I have all the relationships from this table flattened into another table, e.g. if there were three records in a single hierarchy of grandparent, parent, grandchild, there would be 3 records:
**ANCESTOR, DESCENDANT**
grantparent, parent
grandparent, grandchild
parent, grandchild
Rather than execute a hierarchical query to determine that the grandchild is a descendant of the grandparent I can simply check for the existence of a (grandparent, grandchild) record in this flattened table.
My question is, using this flattened table, how can I most efficiently return all records which are between two nodes.

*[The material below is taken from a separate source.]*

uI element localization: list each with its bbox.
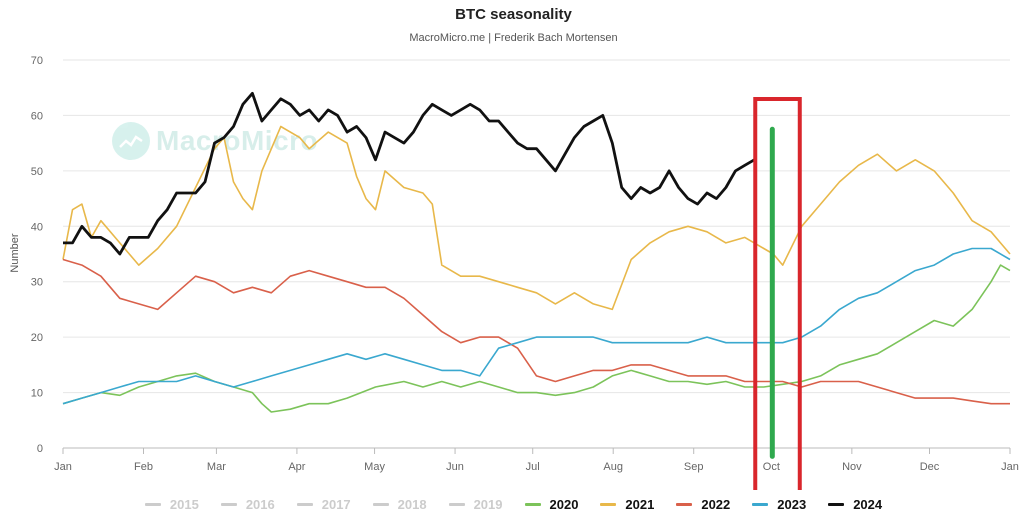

Using the example, with grandparent and grandchild as my parameters, how can I get back the (grandparent, parent) record.
I do not want to use a hierarchical query to solve this... I'm wondering if it's possible to do this without any joins.
Solution
SELECT *
FROM mytable
WHERE descendant = @descendant
AND hops <
(
SELECT hops
FROM mytable
WHERE descendant = @descendant
AND ancestor = @ancestor
)
This will automatically take care of cases when @ancestor is not really a @descendant's ancestor.
Create an index on (descendant, hops) for this to work fast.
OTHER TIPS
Try:
select h1.descendant intermediate_node
from hierarchy h0
join hierarchy h1
on h0.ancestor = h1.ancestor
and h0.hops > h1.hops -- redundant condition, but may improve performance
join hierarchy h2
on h1.ancestor = h2.ancestor
and h0.descendant = h2.descendant
where h0.ancestor = :ancestor and h0.descendant = :descendant
SELECT
distinct ancestor
FROM
hierarchy
WHERE descendant = :1 AND
ancestor IN (
SELECT
distinct descendant
FROM
hierarchy WHERE ancestor = :2
)